MAG has worked in Nigeria since 2016 and now addresses the humanitarian crisis in the north-east of the country through risk education to refugees and internally displaced people.
Why we work in Nigeria
Since hostilities began in 2009, north-east Nigeria and adjacent Cameroon, Chad and Niger have faced a humanitarian crisis with 20,000 people killed and 14.9 million others affected. An estimated 7.7 million, including 4.3 million children, need humanitarian assistance – particularly in Borno State. To date, 1.6 million people have been internally displaced and 200,000 people are refugees in neighbouring countries. More than 900,000 people could not access humanitarian support as of December 2017.

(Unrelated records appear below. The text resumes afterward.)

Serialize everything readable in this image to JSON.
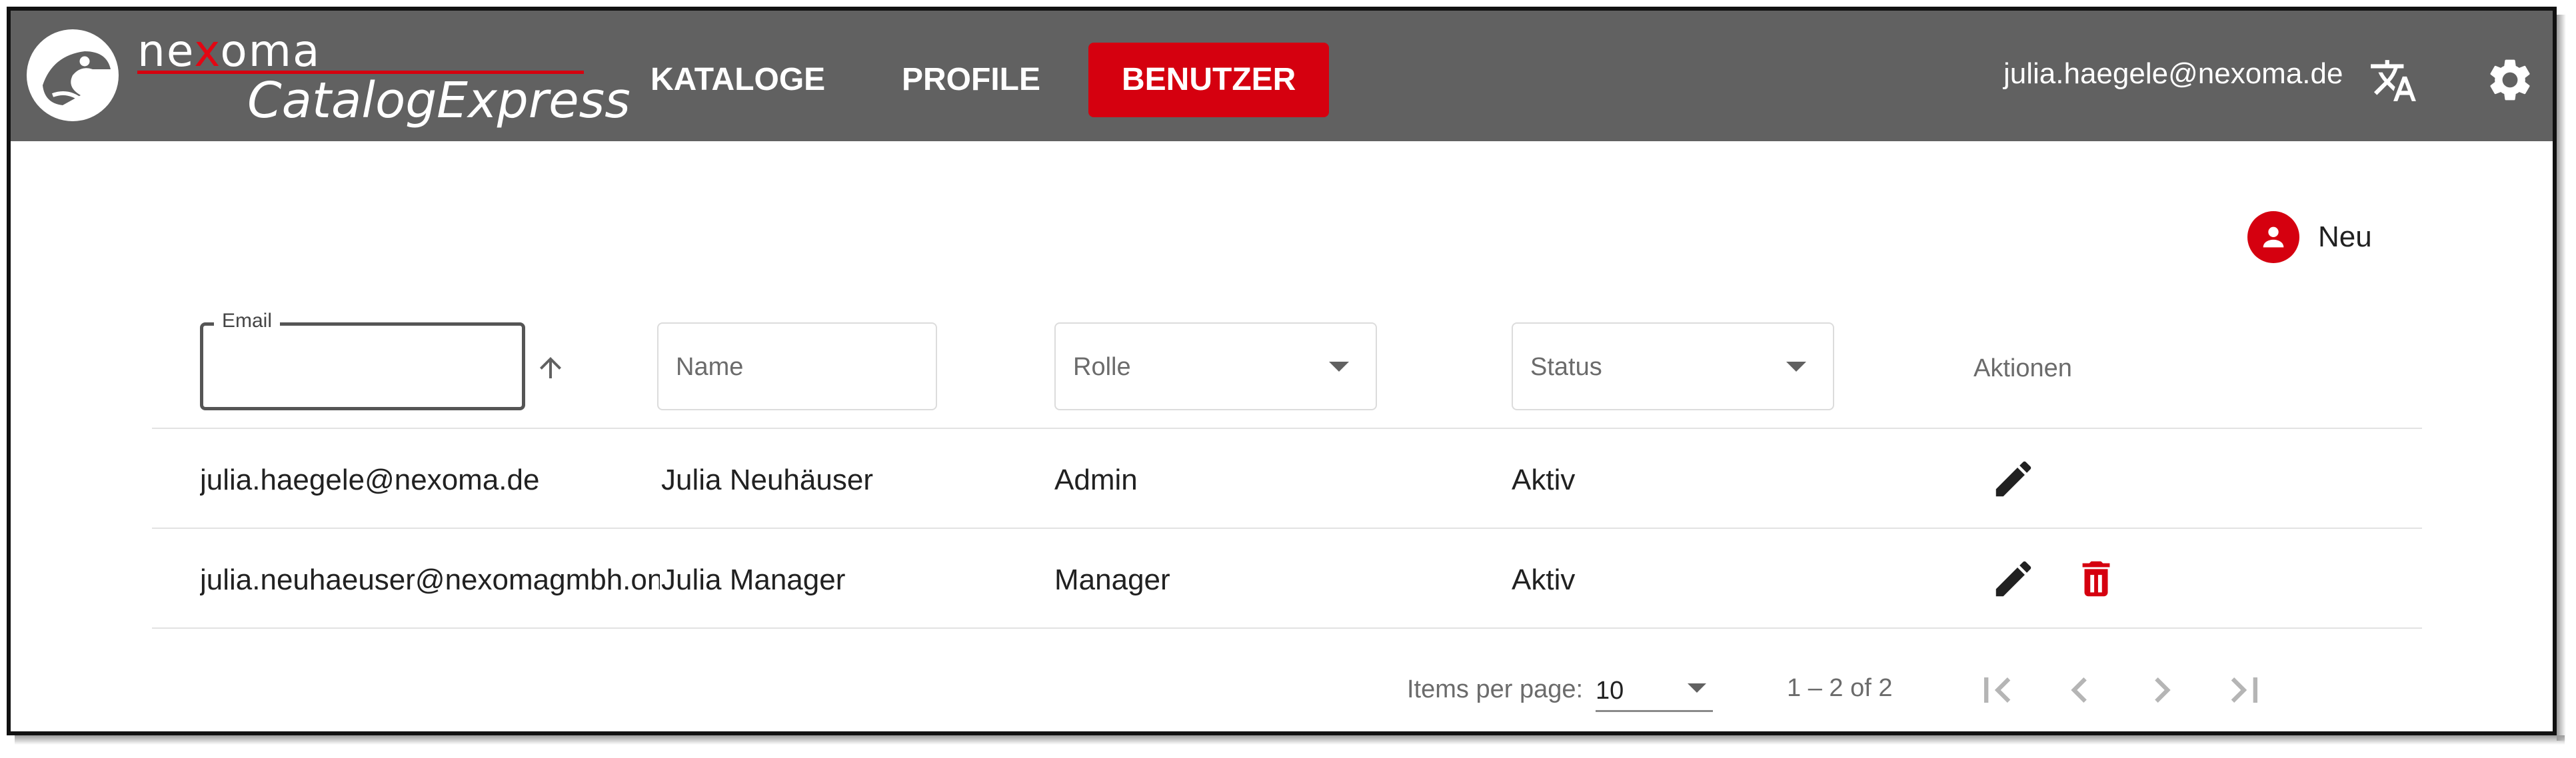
{
  "app": {
    "brand_top": "ne",
    "brand_top_x": "x",
    "brand_top_rest": "oma",
    "brand_bottom": "CatalogExpress"
  },
  "nav": {
    "items": [
      {
        "label": "KATALOGE",
        "active": false
      },
      {
        "label": "PROFILE",
        "active": false
      },
      {
        "label": "BENUTZER",
        "active": true
      }
    ]
  },
  "header": {
    "user_email": "julia.haegele@nexoma.de",
    "translate_icon": "translate-icon",
    "settings_icon": "gear-icon"
  },
  "actions": {
    "new_label": "Neu"
  },
  "filters": {
    "email_label": "Email",
    "email_value": "",
    "name_placeholder": "Name",
    "rolle_placeholder": "Rolle",
    "status_placeholder": "Status",
    "aktionen_label": "Aktionen"
  },
  "table": {
    "rows": [
      {
        "email": "julia.haegele@nexoma.de",
        "name": "Julia Neuhäuser",
        "rolle": "Admin",
        "status": "Aktiv",
        "deletable": false
      },
      {
        "email": "julia.neuhaeuser@nexomagmbh.onmicrosoft.com",
        "name": "Julia Manager",
        "rolle": "Manager",
        "status": "Aktiv",
        "deletable": true
      }
    ]
  },
  "paginator": {
    "items_per_page_label": "Items per page:",
    "page_size": "10",
    "range": "1 – 2 of 2"
  },
  "colors": {
    "accent": "#d5000f",
    "header_bg": "#616161"
  }
}
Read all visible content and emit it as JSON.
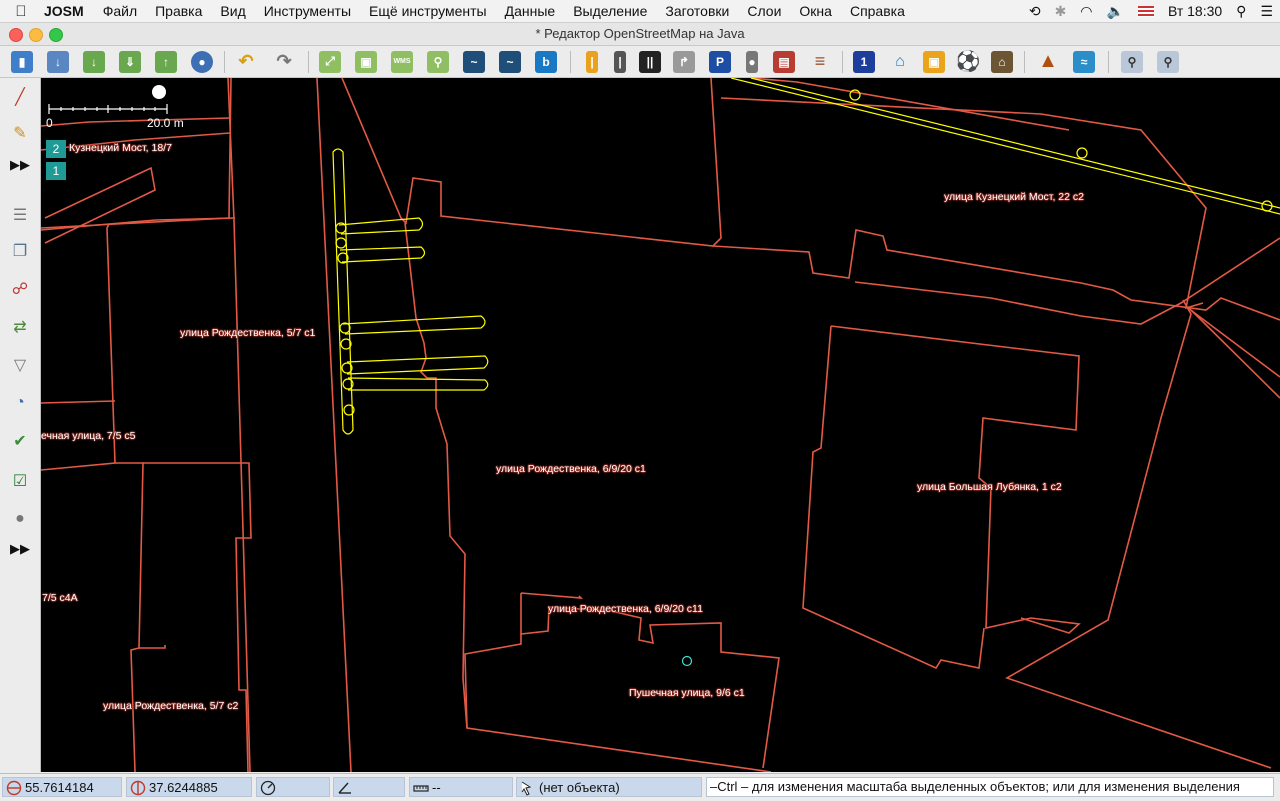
{
  "menubar": {
    "app": "JOSM",
    "items": [
      "Файл",
      "Правка",
      "Вид",
      "Инструменты",
      "Ещё инструменты",
      "Данные",
      "Выделение",
      "Заготовки",
      "Слои",
      "Окна",
      "Справка"
    ],
    "clock": "Вт 18:30"
  },
  "window": {
    "title": "* Редактор OpenStreetMap на Java"
  },
  "map": {
    "scale_left": "0",
    "scale_right": "20.0 m",
    "layers": [
      "2",
      "1"
    ],
    "labels": [
      "Кузнецкий Мост, 18/7",
      "улица Кузнецкий Мост, 22 с2",
      "улица Рождественка, 5/7 с1",
      "ечная улица, 7/5 с5",
      "улица Рождественка, 6/9/20 с1",
      "улица Большая Лубянка, 1 с2",
      "7/5 с4А",
      "улица Рождественка, 6/9/20 с11",
      "Пушечная улица, 9/6 с1",
      "улица Рождественка, 5/7 с2"
    ]
  },
  "statusbar": {
    "lat": "55.7614184",
    "lon": "37.6244885",
    "heading": "",
    "angle": "",
    "distance": "--",
    "object": "(нет объекта)",
    "hint": "–Ctrl – для изменения масштаба выделенных объектов; или для изменения выделения"
  },
  "colors": {
    "building": "#e25a45",
    "way": "#ffff00",
    "badge": "#1e9b97"
  }
}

Conflicts between non-state armed groups, including Boko Haram, and security forces have left a large amount of locally-produced landmines and unexploded bombs.
Casualties continue to rise as civilians in vehicles are injured or killed when they drive over improvised landmines, while people on foot activate them when farming, playing or fleeing from villages.

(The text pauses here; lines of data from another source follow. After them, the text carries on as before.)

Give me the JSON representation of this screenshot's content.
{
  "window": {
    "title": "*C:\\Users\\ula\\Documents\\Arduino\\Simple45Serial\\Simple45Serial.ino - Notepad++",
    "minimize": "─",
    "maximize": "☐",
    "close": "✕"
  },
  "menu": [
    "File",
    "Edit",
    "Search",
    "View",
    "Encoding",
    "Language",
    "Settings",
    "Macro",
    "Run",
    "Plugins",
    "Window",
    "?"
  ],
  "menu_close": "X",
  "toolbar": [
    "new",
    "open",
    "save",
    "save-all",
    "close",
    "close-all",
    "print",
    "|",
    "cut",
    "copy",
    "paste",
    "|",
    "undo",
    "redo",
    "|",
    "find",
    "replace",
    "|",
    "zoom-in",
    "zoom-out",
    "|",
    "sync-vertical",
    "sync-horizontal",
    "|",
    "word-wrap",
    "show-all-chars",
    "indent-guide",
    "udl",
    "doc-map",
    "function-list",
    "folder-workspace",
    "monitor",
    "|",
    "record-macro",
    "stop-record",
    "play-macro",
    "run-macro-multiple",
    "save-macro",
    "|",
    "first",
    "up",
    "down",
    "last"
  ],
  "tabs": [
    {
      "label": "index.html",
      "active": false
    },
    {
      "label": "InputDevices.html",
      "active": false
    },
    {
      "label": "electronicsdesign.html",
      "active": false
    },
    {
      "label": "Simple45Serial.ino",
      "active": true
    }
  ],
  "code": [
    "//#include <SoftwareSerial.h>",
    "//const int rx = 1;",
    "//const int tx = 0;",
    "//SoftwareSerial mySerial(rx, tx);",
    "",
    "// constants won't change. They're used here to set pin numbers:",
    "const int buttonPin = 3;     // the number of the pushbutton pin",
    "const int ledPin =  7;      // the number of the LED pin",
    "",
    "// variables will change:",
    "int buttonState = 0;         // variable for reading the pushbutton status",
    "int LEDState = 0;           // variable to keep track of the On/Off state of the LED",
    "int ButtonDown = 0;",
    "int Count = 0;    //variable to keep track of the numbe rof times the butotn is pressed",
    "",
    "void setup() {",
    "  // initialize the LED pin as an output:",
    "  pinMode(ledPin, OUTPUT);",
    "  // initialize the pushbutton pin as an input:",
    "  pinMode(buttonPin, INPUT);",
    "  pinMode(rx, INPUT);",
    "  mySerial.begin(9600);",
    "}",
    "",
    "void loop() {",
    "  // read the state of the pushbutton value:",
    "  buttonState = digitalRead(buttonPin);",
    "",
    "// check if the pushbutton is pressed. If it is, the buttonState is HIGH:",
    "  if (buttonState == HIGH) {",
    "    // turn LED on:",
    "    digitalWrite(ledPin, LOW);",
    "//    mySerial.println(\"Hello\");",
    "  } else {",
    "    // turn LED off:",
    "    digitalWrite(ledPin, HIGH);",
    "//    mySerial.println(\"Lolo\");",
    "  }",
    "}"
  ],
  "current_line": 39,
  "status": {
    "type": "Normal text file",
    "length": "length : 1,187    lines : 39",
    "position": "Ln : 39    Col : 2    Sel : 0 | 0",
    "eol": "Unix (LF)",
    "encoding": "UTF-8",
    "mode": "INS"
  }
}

From 1 January 2016 to 31 March 2018, MAG recorded 439 casualties from landmines and unexploded bombs in north-east Nigeria.
It’s estimated almost seven million weapons are held in Nigeria, the majority belonging to civilians. These locally-produced and relatively cheap weapons are often used illegally and can be trafficked through porous borders to fuel other regional conflicts.
MAG’s lessons make us aware of the dangers. We can be more confident now and the information will help us to be safe.
How we help
MAG’s risk education activities encourage at-risk populations to adopt safe behaviours to avoid accidents involving mines and unexploded bombs.
We have been conducting risk education sessions with internally displaced people and host communities in Borno State. From June 2017 to September 2018, we reached over 167,000 people with these sessions, 52 percent were children.
Our research shows that after these sessions, people are much better able to identify explosive devices, which means they are much more likely to stay safe.
On the weapons and ammunition management side, we provide armouries, carry out technical assessments at weapons and ammunition storage sites, weapons cutting as well as training of armed and security forces personnel in armoury storekeeping and management.